The evening and the morning with Julie had been amazing. I couldn’t have imagined anything going more smoothly, or being more exciting than that. She was a phenomenal woman and I knew that I was falling very much in love with her. It was so damn fast, though. It was a whirlwind and I had never really experienced that sort of thing before. It was enough to freak me out and make me feel that I was not really in control of anything right now in my life. I was just going with the flow and I’d allowed my brain to shut off and switch gears for a bit. I did something fun and something that felt right. I had grown tired of overthinking things and now I was back in control of those thoughts and they were trying to drive me insane.

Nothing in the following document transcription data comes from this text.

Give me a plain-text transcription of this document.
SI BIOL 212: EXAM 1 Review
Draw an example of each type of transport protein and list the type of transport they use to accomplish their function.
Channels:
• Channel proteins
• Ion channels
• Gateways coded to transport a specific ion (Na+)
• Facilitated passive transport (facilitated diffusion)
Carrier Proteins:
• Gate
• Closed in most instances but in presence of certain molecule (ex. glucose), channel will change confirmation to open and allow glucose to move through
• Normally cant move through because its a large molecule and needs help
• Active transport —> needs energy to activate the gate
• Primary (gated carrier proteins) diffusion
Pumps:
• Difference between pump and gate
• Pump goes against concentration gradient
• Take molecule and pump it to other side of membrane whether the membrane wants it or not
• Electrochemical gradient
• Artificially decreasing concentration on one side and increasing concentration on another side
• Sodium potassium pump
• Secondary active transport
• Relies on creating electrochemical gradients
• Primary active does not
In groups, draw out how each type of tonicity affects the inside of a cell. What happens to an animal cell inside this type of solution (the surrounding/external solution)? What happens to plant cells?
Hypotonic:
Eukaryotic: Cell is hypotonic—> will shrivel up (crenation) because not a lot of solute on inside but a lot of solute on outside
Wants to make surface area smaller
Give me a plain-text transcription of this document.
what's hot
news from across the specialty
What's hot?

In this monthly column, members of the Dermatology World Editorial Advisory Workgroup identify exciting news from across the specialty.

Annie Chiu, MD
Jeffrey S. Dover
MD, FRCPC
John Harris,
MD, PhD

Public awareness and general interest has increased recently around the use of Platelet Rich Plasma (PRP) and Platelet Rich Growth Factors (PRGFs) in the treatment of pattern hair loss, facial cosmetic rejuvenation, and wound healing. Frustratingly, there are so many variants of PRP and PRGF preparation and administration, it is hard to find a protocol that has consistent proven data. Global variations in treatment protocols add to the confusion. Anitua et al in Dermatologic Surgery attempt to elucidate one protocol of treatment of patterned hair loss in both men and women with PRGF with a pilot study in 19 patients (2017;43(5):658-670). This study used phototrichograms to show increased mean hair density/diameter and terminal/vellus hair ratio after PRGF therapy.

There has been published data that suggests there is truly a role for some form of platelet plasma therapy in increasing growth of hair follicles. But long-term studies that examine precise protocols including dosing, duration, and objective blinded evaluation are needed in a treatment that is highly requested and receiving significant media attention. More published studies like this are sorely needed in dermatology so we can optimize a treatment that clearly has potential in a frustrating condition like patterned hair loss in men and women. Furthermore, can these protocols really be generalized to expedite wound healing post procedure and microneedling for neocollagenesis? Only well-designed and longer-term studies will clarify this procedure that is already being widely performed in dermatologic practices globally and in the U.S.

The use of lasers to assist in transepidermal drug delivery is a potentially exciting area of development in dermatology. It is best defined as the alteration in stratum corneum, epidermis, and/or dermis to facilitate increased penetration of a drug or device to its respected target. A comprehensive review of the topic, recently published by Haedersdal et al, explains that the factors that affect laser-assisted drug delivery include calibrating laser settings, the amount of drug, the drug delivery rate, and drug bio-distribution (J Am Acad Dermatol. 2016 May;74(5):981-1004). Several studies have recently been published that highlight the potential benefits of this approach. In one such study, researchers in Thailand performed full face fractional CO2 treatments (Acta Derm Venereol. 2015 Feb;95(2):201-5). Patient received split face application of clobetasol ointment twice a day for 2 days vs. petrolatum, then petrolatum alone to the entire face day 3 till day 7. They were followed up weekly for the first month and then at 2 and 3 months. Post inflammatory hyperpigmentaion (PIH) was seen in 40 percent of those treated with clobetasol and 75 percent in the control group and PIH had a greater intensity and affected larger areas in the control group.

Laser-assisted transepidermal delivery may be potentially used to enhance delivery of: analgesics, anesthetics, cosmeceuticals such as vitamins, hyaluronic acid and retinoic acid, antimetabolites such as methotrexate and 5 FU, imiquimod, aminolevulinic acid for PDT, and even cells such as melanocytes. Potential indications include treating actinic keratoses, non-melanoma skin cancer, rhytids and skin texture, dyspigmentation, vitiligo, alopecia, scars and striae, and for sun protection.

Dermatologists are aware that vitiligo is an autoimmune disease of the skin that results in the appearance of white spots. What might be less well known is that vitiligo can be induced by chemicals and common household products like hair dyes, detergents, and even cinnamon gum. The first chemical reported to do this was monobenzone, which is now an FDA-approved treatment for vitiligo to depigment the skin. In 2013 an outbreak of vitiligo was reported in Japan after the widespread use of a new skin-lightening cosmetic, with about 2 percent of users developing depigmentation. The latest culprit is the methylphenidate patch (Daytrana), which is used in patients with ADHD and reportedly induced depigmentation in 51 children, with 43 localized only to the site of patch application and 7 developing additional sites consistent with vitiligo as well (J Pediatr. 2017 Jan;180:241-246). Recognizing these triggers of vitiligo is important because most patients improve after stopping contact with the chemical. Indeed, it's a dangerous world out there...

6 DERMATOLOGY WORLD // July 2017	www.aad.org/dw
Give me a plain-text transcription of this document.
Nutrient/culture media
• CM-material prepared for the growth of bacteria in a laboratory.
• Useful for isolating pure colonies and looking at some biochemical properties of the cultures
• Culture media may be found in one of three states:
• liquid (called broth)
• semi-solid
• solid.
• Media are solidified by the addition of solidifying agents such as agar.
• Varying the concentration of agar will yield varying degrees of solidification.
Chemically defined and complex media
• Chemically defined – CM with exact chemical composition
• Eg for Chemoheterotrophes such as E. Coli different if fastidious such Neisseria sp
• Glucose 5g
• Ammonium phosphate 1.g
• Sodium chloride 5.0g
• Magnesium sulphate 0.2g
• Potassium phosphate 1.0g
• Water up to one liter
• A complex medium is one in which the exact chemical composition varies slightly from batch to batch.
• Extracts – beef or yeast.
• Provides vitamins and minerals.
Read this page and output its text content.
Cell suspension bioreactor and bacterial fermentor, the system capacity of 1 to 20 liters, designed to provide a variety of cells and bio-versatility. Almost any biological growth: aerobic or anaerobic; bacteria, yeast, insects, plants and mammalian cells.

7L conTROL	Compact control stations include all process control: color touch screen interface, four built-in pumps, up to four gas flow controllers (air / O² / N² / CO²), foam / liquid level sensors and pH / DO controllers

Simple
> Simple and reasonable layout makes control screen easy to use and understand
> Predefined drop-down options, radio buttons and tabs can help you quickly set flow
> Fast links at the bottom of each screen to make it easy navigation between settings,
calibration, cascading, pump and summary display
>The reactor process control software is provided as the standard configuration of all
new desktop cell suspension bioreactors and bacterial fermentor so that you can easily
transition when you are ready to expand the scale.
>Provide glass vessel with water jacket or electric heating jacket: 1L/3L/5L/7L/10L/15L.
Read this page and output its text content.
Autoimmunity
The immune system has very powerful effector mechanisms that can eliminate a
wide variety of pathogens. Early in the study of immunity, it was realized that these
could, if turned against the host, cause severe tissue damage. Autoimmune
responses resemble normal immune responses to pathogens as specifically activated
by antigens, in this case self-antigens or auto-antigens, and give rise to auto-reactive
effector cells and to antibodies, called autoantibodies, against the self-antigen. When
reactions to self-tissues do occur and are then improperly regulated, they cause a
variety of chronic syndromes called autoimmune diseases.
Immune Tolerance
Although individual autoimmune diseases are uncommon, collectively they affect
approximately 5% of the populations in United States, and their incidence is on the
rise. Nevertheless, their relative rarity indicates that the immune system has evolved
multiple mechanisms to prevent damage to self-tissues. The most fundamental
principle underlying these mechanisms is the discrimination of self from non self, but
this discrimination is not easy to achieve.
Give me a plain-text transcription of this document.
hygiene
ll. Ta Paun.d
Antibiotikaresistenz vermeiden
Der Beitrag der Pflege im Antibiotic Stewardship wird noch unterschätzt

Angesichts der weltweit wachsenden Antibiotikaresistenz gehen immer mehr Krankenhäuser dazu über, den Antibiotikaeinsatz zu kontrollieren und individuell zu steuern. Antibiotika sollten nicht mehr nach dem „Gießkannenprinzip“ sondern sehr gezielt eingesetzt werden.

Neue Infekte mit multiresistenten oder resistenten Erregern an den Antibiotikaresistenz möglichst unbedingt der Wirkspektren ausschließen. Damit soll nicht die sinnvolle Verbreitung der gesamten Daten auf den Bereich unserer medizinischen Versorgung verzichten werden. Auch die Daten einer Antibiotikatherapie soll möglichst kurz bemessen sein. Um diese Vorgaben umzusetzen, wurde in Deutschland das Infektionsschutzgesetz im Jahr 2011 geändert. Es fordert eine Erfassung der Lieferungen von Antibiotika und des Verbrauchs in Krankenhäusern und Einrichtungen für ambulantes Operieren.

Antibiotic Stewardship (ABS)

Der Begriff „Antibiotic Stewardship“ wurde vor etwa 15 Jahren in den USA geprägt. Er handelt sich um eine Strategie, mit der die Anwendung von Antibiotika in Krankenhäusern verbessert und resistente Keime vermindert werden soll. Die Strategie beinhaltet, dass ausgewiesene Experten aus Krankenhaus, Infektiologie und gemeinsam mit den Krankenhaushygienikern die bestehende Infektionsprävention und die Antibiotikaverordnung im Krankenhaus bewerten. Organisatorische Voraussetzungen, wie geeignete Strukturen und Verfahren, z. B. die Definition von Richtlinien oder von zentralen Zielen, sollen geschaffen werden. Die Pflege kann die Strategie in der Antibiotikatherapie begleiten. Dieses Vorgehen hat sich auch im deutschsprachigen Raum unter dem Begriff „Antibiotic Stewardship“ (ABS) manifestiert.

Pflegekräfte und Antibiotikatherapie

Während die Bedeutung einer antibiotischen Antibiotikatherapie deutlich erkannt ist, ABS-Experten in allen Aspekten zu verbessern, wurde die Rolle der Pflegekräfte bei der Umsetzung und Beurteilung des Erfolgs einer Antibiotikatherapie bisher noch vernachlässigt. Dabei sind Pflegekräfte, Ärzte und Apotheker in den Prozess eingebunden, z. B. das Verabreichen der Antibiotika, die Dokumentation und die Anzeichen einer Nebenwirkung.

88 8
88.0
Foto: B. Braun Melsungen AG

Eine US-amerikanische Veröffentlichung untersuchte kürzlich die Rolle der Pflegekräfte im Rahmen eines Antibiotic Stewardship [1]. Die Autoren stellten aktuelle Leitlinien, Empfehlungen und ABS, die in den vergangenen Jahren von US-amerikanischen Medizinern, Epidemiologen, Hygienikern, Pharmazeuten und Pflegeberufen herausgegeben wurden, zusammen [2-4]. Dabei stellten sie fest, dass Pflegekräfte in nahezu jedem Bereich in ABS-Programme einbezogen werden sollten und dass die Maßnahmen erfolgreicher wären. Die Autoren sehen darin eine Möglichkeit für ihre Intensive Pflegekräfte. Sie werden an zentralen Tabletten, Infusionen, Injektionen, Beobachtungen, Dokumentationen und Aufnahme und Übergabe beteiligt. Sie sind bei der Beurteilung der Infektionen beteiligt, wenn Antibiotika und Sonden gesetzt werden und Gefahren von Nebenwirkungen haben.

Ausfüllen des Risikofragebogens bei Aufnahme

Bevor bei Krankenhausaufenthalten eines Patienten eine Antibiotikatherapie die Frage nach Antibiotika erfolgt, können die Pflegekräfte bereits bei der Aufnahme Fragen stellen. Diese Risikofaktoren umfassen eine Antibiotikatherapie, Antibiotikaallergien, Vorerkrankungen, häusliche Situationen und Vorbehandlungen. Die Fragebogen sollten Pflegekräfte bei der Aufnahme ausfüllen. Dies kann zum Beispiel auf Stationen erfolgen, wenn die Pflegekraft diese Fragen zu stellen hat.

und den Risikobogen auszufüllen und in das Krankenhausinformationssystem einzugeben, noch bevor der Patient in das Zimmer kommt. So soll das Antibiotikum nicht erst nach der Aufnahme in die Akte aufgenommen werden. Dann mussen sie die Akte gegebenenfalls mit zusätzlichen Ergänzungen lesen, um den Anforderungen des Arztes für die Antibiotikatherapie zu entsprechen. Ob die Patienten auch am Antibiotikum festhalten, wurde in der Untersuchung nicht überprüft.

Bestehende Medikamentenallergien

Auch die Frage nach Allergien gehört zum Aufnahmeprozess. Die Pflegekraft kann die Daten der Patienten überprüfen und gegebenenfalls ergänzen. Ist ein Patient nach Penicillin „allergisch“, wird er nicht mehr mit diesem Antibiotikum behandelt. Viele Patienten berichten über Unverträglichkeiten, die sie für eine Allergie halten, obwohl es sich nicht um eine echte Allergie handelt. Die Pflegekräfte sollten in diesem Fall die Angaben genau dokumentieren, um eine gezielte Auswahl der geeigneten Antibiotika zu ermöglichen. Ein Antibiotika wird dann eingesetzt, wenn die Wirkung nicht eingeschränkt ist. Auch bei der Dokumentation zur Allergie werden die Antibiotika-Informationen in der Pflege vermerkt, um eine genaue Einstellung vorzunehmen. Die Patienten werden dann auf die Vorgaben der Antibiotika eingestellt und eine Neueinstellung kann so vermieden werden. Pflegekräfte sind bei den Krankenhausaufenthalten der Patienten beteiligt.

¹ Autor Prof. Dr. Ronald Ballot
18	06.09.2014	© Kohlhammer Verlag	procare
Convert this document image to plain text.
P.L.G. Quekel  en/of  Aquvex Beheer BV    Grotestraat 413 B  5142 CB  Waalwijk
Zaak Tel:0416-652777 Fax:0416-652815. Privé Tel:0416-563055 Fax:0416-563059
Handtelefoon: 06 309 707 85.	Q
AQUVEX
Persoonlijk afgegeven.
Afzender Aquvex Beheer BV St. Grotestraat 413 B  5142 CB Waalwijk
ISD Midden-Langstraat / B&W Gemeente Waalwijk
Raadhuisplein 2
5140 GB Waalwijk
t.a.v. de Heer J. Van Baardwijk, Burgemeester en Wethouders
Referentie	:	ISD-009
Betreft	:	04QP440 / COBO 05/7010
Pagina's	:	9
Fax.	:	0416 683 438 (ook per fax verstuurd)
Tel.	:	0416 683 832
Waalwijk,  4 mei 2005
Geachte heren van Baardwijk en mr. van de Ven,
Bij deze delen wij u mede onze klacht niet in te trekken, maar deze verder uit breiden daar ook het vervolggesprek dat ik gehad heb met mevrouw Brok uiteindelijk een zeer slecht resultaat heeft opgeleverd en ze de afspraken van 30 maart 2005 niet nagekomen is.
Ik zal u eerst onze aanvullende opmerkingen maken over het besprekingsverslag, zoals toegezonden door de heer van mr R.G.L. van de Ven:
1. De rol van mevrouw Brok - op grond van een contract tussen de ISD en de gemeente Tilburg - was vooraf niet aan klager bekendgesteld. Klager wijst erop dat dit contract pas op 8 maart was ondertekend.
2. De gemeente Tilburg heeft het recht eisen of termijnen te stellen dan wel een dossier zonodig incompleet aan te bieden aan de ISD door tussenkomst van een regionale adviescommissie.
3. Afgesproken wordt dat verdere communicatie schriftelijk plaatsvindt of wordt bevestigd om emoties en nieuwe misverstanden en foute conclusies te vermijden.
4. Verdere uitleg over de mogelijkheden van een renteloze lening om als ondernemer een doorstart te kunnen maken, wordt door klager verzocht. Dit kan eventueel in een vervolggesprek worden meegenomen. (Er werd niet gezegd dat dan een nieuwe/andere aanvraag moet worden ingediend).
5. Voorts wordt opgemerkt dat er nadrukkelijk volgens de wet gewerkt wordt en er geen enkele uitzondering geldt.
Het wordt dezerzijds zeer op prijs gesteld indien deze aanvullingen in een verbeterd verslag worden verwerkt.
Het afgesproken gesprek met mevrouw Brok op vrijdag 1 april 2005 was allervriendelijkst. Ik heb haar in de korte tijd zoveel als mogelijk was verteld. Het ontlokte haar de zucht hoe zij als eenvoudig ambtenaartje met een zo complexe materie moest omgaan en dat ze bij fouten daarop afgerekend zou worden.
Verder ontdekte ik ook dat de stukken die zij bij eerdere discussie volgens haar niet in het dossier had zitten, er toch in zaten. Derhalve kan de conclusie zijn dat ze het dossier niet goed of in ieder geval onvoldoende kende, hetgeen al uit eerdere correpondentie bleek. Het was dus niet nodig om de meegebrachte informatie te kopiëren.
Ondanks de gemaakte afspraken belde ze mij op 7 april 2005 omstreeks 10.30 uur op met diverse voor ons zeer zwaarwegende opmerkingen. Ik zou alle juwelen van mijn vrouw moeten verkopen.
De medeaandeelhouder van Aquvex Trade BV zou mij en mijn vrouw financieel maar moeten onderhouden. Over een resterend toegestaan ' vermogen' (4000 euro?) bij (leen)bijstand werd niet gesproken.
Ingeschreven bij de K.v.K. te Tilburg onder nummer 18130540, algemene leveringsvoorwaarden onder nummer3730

Amanda. I just kept hearing her name ringing in my head over and over again. Amanda. What would she say if she could talk to me right then? I knew that she would tell me she was happy that I was happy. But I wasn’t happy. I could have been and I wanted to be, but the guilt of doing this to my wife was too much to bear at times. I’d be ok and then a shockwave of this rampaging guilt would slam into me out of nowhere enough to take my head clean off my shoulders and give me the worst sense of fear and isolation that I’d ever imagined. And then it would be gone.

And I’d think about it. I would dwell on it until it happened again. As I drove toward Katy’s to pick up Zoe I felt like my heart was in shambles. I was so guilt ridden with the fact that I’d slept with another woman that I could hardly concentrate on the road and what was in front of me. It was ridiculous. My head kept zoning out every so often and I found myself wondering what would happen if I just told Julie that I’d made a mistake.

“You jerk,” I said out loud. There was no way I’d ever do that. I cared a lot about Julie. I loved that woman. And she’d admitted that she loved me. Plus she’d just given me the most precious gift a woman can give a m

an. So, I was not about to ruin that memory for her.

And it wasn’t what I wanted anyway. Amanda was gone. She was never coming back. I’ve never been particularly religious, so I wasn’t sure I believed that she was actually on some other kind of spiritual plane either. I did not know if I would ever see her again in any capacity and I believed that it most likely wouldn’t happen. She was gone. I still had a life to live. And I know she would want me to live that life. There was no reason in the world why I should have been feeling sorry for myself.

I’d found a woman who made me happy and whom I could make happy as well. I should have just settled on that.

I smiled to myself and took a few deep breaths as I pulled up in front of Katy’s place. When I went inside, she told me Zoe was playing a game with her kids up in their rooms. I started to call for Zoe, but Katy wanted to talk to me first. “So, how did last night go?”

I felt strange talking about this with her, but she seemed genuinely excited. Katy had been one of my biggest cheerleaders as far as getting myself back out there. She knew her sister better than anyone besides me, and she kept saying that Amanda would never want me to be unhappy or lonely.

“It went really well,” I said.

Katy smiled. “Nice. I’m glad to hear it. You deserve it.”